As the NBA trade deadline came and went Thursday afternoon, the Knicks added Kenyon Martin, traded Ronnie Brewer and held on to Iman Shumpert.
Speaking on a conference call Thursday evening, GM Glen Grunwald used the word “optimistic” numerous times and said he believes the moves will help the struggling Knicks as they move toward the playoffs.
Since an 18-5 start, the Knicks (32-19) are 14-14 in their last 28 games, including Wednesday’s embarrassing 125-91 loss at Indiana.
Grunwald said the Knicks added the 6-9 Martin, a former teammate of Carmelo Anthony, J.R. Smith, Marcus Camby and Raymond Felton in Denver and of Jason Kidd with the Nets, as “insurance” against the declining health of aging and injured bigs Camby and Rasheed Wallace.
Grunwald said Martin, 35, had agreed to a 10-day contract and, “We’re hopeful that will turn into the rest of the season.” It remains unclear if Martin will be able to suit up in time for Sunday’s game against Philadelphia at Madison Square Garden.

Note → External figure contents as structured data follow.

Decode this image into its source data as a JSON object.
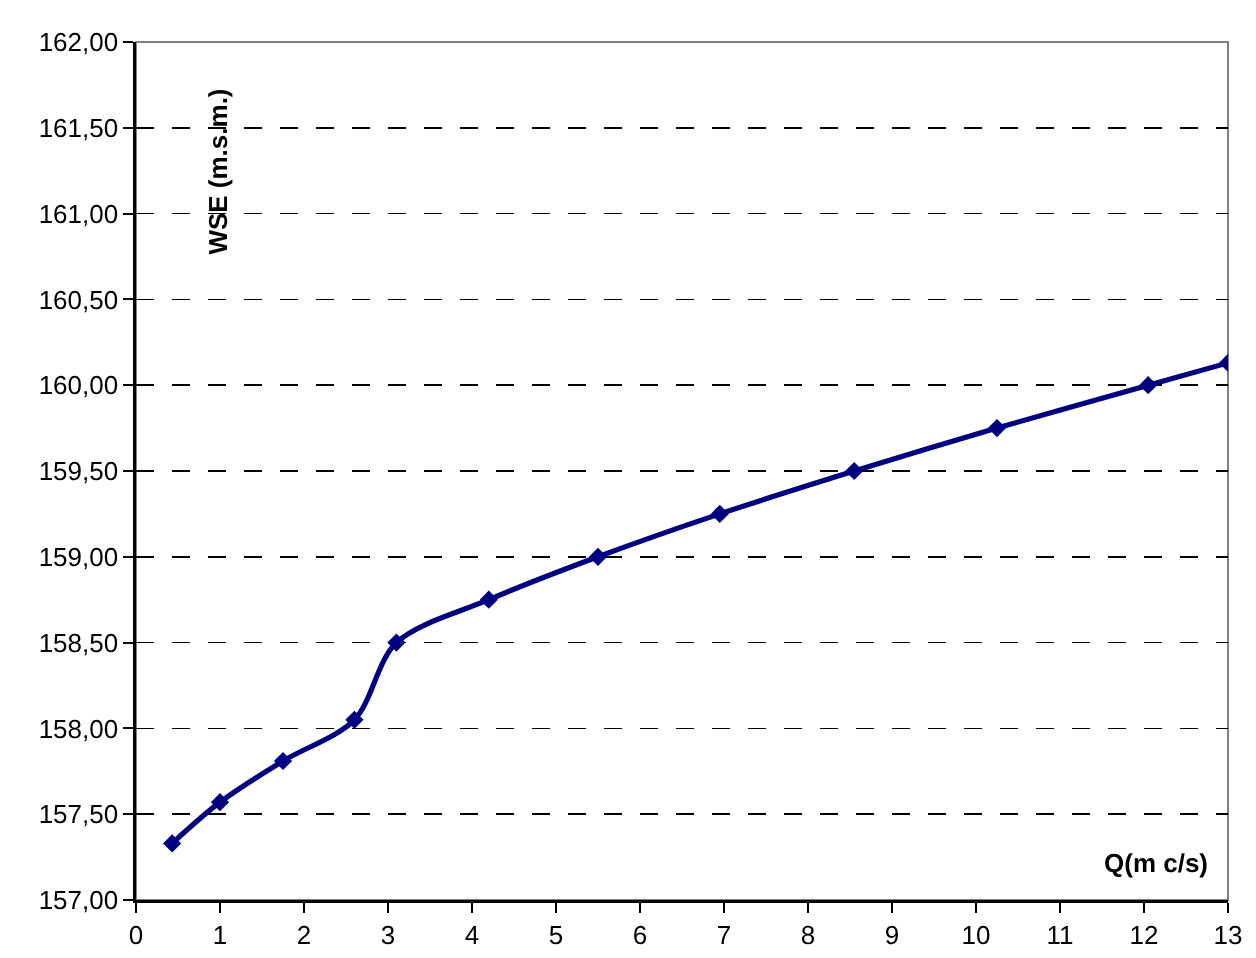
{
  "chart_data": {
    "type": "line",
    "xlabel": "Q(m c/s)",
    "ylabel": "WSE (m.s.m.)",
    "x": [
      0.43,
      1.0,
      1.75,
      2.6,
      3.1,
      4.2,
      5.5,
      6.95,
      8.55,
      10.25,
      12.05,
      13
    ],
    "series": [
      {
        "color": "#000080",
        "values": [
          157.33,
          157.57,
          157.81,
          158.05,
          158.5,
          158.75,
          159.0,
          159.25,
          159.5,
          159.75,
          160.0,
          160.13
        ]
      }
    ],
    "xlim": [
      0,
      13
    ],
    "xticks": [
      0,
      1,
      2,
      3,
      4,
      5,
      6,
      7,
      8,
      9,
      10,
      11,
      12,
      13
    ],
    "ylim": [
      157,
      162
    ],
    "yticks": [
      {
        "value": 157,
        "label": "157,00"
      },
      {
        "value": 157.5,
        "label": "157,50"
      },
      {
        "value": 158,
        "label": "158,00"
      },
      {
        "value": 158.5,
        "label": "158,50"
      },
      {
        "value": 159,
        "label": "159,00"
      },
      {
        "value": 159.5,
        "label": "159,50"
      },
      {
        "value": 160,
        "label": "160,00"
      },
      {
        "value": 160.5,
        "label": "160,50"
      },
      {
        "value": 161,
        "label": "161,00"
      },
      {
        "value": 161.5,
        "label": "161,50"
      },
      {
        "value": 162,
        "label": "162,00"
      }
    ],
    "grid": "y",
    "marker": "diamond",
    "line_style": "solid"
  }
}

“In a sense this is a little bit of insurance but we’re also expecting Rasheed and Marcus to come back and play this year,” Grunwald said.
With the addition of Martin, the Knicks now have six players 35 or older. When Kidd turns 40 next month, they will have two 40-year-olds.
“We’ve always liked Kenyon, he’s a great competitor and a good defender and he’s played with a number of our players on the Knicks so we think that there will be some synergies already built into the mix,” Grunwald said. “We’re just looking forward to adding another good defender who will help us in our quest this season.”
Martin averaged 5.2 points and 4.3 rebounds with the Clippers last season and holds career averages of 13 points and 7.1 rebounds.
“We think that Kenyon is more than just a big man,” Grunwald said. “We think he’s a very verstaile defender who can guard at least three positions. So we’re looking to build some flexibility into our roster, not just to add another big man.”
The Knicks cleared roster space for Martin by dealing Brewer to the Oklahoma City Thunder in exchange for a second-round pick in 2014 and cash. Grunwald said Brewer, who was the team’s opening-day starting small forward before losing his starting spot, “did not demand the trade.”
“Ronnie had fallen out of the playing rotation and he’s a great guy and a good player,” Grunwald said. “And an opportunity came up where a very good situation like the Oklahoma City Thunder were very interested in him and we wanted to help him out as best we could and put him in a good situation.”
Grunwald said Shumpert had taken many of Brewer’s minutes and “we want to invest the development time in Shump” and said there was nothing “particular that Ronnie did wrong.”
Despite ongoing rumors that the Knicks might deal Shumpert for J.J. Redick or Paul Millsap, Grunwald denied that he was ever on the block.
“There were no trade discussions with Shump,” he said. “I don’t want to go into any details but as we’ve said many times, Shump’s a key part of our future and we’re happy to have him back. He’s had a great rehab and is obviously coming back from a difficult injury. Maybe he’s not at 100 percent yet, but we’re very optimistic that with his work ethic and attitude that he will be back to his old self very shortly.”
On the Shumpert trade rumors, Grunwald added: “I’m sure a lot of teams are interested in him, but no more than the New York Knicks.”
“We’re not concerned,” he said. “I’m confident that our team and the players including Jason will get back to where they were.”
Grunwald used the word “optimistic” numerous times when describing the team’s chances going forward.
“We’re optimistic,” he said. “Obviously, we have to play better. We’ve had some difficult games and teams will go through that and I’m optimistic that Woody [coach Mike Woodson], the coaching staff and the players will find a way to get back to their winning ways.
“And we’re hopeful that we’ll get back to playing winning basketball again.”